Work ethic drives Kluber to succeed
Middling minor-leaguer has turned himself into one of sport’s top pitchers
CLEVELAND— In May 2012, the Big 10 baseball tournament at Huntington Park in Columbus, Ohio, forced the Triple-A Columbus Clippers to move Corey Kluber’s regular bullpen session to the indoor mound below the stands of their home stadium. And there, hidden from the daylight, on another mundane day in another unspectacular season for another unmemorable right-handed minorleague pitcher, Kluber, then 26, heard these fateful words from his pitching coach:
“We want you to try throwing a two-seamer.”

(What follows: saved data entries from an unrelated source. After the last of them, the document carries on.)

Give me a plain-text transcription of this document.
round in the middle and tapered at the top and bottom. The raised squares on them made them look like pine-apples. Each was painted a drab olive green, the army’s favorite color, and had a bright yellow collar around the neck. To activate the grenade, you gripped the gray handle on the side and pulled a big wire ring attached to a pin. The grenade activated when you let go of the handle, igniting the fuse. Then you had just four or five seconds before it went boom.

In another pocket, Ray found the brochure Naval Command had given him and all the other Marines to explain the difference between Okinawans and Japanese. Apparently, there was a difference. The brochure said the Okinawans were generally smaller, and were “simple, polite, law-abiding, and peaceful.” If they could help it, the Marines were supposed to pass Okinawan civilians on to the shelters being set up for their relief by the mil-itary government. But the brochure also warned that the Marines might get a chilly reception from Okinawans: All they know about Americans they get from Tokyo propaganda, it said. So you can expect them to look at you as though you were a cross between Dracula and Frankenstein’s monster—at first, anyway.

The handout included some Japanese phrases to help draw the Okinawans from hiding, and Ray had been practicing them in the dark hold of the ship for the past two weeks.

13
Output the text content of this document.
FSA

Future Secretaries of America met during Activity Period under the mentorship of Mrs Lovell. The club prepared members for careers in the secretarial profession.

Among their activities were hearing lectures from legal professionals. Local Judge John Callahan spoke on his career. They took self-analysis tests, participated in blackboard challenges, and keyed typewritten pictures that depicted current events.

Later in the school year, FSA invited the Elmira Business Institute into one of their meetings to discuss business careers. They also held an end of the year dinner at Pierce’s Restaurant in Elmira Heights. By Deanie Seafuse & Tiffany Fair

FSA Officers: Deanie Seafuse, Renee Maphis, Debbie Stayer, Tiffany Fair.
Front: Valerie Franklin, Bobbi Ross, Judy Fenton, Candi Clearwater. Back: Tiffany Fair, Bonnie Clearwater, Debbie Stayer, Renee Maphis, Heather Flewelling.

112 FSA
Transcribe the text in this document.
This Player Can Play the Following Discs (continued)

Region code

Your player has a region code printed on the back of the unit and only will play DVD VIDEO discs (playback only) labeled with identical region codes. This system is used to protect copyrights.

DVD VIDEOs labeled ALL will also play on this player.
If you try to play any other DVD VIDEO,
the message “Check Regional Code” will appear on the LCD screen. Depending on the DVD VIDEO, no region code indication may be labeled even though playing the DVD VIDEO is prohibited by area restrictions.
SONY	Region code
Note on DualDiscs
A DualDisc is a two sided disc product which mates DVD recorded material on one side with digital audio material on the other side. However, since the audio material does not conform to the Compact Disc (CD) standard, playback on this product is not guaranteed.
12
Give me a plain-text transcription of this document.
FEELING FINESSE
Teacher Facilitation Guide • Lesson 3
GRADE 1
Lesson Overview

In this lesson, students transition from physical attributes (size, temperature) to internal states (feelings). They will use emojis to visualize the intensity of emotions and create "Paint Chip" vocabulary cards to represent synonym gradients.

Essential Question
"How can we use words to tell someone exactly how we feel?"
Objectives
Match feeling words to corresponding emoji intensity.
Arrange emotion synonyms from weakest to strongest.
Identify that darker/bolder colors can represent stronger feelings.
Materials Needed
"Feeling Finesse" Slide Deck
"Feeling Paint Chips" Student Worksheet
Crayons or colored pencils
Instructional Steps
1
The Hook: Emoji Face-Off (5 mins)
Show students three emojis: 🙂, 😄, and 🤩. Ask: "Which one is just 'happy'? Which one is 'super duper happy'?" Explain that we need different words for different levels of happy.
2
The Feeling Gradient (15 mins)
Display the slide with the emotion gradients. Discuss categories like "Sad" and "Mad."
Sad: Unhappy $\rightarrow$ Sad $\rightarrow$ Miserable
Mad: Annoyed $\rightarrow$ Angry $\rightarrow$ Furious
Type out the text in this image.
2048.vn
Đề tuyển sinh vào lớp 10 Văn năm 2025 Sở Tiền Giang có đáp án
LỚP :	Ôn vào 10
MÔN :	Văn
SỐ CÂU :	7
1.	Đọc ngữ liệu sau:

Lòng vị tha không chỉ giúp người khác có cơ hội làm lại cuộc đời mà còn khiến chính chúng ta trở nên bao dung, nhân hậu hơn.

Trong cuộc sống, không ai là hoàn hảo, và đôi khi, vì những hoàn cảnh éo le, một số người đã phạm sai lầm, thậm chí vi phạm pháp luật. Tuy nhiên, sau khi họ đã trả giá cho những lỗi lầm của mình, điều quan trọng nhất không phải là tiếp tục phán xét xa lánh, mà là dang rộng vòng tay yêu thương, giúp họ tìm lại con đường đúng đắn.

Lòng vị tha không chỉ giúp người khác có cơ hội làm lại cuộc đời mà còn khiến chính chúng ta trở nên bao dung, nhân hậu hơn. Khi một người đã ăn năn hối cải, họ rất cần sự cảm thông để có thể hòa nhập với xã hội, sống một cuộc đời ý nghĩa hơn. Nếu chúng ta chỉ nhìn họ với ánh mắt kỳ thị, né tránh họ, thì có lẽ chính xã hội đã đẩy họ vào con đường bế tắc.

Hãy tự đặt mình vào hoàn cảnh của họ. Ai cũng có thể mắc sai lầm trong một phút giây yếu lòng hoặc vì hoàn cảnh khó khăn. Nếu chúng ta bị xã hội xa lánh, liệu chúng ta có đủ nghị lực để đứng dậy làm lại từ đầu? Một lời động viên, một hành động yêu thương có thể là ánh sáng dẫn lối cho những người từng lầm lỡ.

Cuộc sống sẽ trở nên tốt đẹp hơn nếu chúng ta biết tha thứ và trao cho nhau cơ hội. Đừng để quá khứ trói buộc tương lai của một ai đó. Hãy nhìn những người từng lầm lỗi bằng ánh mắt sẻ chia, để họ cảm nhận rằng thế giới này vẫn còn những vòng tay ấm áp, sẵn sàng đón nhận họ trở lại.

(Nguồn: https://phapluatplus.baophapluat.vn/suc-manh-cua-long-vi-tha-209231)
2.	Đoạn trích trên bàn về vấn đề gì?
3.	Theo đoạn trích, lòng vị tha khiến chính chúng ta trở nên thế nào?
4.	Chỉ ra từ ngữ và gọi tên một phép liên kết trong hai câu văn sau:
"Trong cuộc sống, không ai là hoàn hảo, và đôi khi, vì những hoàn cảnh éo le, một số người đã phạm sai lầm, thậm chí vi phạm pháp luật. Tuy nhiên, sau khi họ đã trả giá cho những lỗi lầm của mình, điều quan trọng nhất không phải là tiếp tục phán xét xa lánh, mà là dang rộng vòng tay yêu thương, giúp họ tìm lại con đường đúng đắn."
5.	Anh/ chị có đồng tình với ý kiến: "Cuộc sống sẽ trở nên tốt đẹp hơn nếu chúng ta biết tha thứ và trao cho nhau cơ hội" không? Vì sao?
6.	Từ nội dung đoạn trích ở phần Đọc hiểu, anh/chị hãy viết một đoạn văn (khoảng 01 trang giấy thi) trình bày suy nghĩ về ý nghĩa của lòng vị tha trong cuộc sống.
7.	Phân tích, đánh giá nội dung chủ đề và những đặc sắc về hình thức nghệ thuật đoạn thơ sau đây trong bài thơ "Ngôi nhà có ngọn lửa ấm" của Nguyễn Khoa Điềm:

Ruben Niebla, the pitching coach, showed Kluber his preferred twoseam fastball grip and, Niebla recalled this week, Kluber’s first try with the new pitch swept through the strike zone. Do it again, Niebla told Kluber. “And he did it again.” Now try throwing it to the catcher’s glove-side, Niebla told him. “And he dotted it on the corner.”
Two days later in Syracuse, when Kluber made his next start, the new pitch was part of his repertoire. By the end of Kluber’s 6 2/3-inning performance in a 7-1 win, Niebla sidled up to Clippers manager Mike Sarbaugh and said, “We might have something here. I think Corey is really figuring it out.”
By August 2012, the Cleveland Indians had called Kluber — with his career minor-league record of 45-50 and ERA of 4.40 — up to the big leagues. By midseason of 2013, he was an established part of the Indians’ rotation. By the end of 2014, he was the American League Cy Young Award winner. By the end of 2016, he was a folk hero in Cleveland, after starting on short rest three times during the Indians’ memorable run to the World Series.
And by the time he takes the mound for his next start Sunday, Kluber, 31, will have been a central figure in the most dominant stretch of baseball any team has compiled in more than100 years — with the Indians entering the weekend having 22 straight games.
Though he was also the last Indians pitcher to suffer a loss before the launch of the streak — a 6-1 defeat to Boston on Aug. 23 — he has been virtually untouchable during its course, going 4-0 with a 1.41 ERA and 35 strikeouts against two walks in 32 innings, while limiting opposing hitters to a .170/.184/.304 slash line.
Since coming off the disabled list June 1, he has gone 13-4 with a 1.77 ERA and may have caught, if not surpassed, Boston’s Chris Sale in the AL Cy Young race.
Kluber’s work ethic and betweenstarts preparation are legendary around the Indians, to the point where the team has assigned a group of its youngest prospects to follow him around for a few days to do nothing but observe him. Those traits are ones he has possessed as far back as anyone can remember.
“He’s not a very loud guy,” Indians manager Terry Francona said. “But his leading by example is impeccable.
Indians closer Cody Allen, who was Kluber’s teammate in Columbus during that fateful 2012 season, said while Kluber has transformed himself as a pitcher, he is exactly the same person as the one who struggled as a middling prospect.
“The only difference between then and now,” Allen said, “is he figured a couple things out. The way he prepares and the way he carries himself is the exact same as it was five years ago. He just identified what worked for him as a pitcher and he worked really hard at perfecting his craft.”